In our work, female gender, hepatomegaly, an uneven liver surface and the presence of thick subcutaneous soft tissue reduced the percentage of proper in regard to iQR (%) PSWSMs. A correlation between gender and hepatomegaly could imply that the reduction in iQR (%) in women was due to a higher incidence of an enlarged liver. To obtain a more detailed analysis comparing iQR (%) with gender, we divided the group into subgroups with and without hepatomegaly, and we found that female gender was an independent factor that decreased the PSWSM percentage with the correct iQR/M parameter.

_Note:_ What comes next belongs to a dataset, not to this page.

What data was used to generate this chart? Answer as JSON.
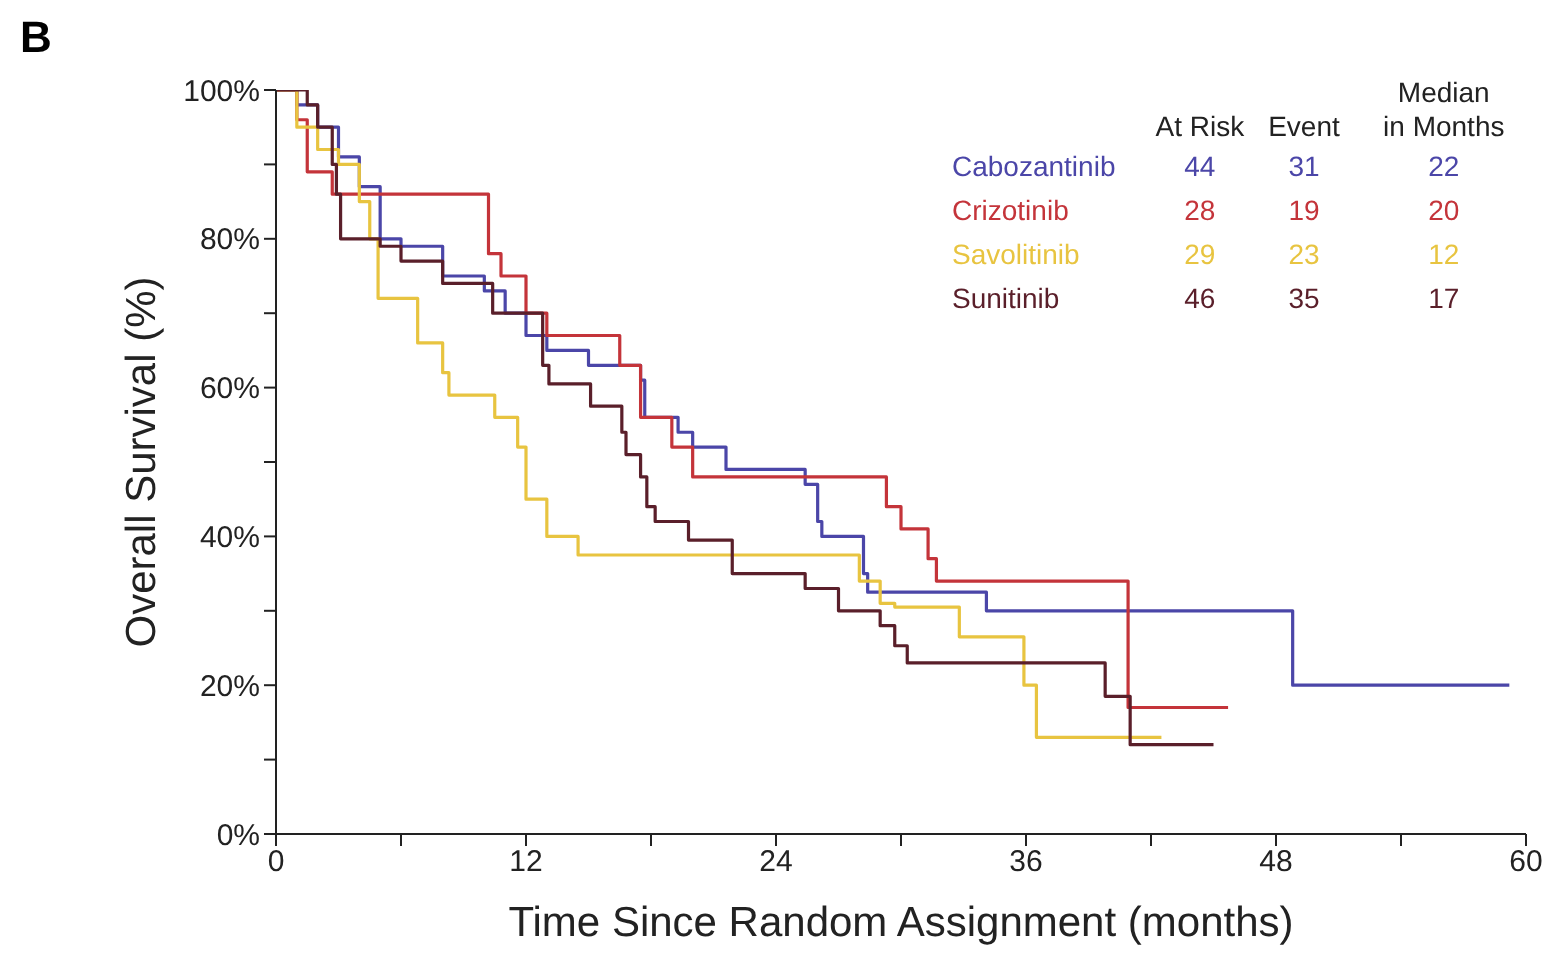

A significant limitation of this study was the small size of the group due to a large number of patients with outdated biochemical tests. To determine the exact relationship between biochemical tests and elastography, it would be necessary to perform them on the same day. Unfortunately, this condition could not be met because this was a retrospective study of outpatients. An additional limitation was the diversity of aetiological factors for liver diseases, which was responsible for the heterogeneity of the investigated population.

5. Conclusions

Results of pSWE correlated positively with liver fibrosis biochemical indexes. The King’s Score index presented the strongest correlation. However, prediction of elastographic results cannot be predicted on the basis of individual indexes or panels comprised of several indexes.

A greater soft tissue thickness, uneven liver surface, presence of hepatomegaly and female gender were factors that significantly impaired the pSWE quality indicators. Technical problems encountered during pSWE elastography do not result from any specific liver pathology.

Even if there is a correlation on a group basis for some of the fibrosis scores by biochemistry and SWE, pSWE seems to provide individual and different information on the status of liver fibrosis, which probably makes it a better tool than any fibrosis score.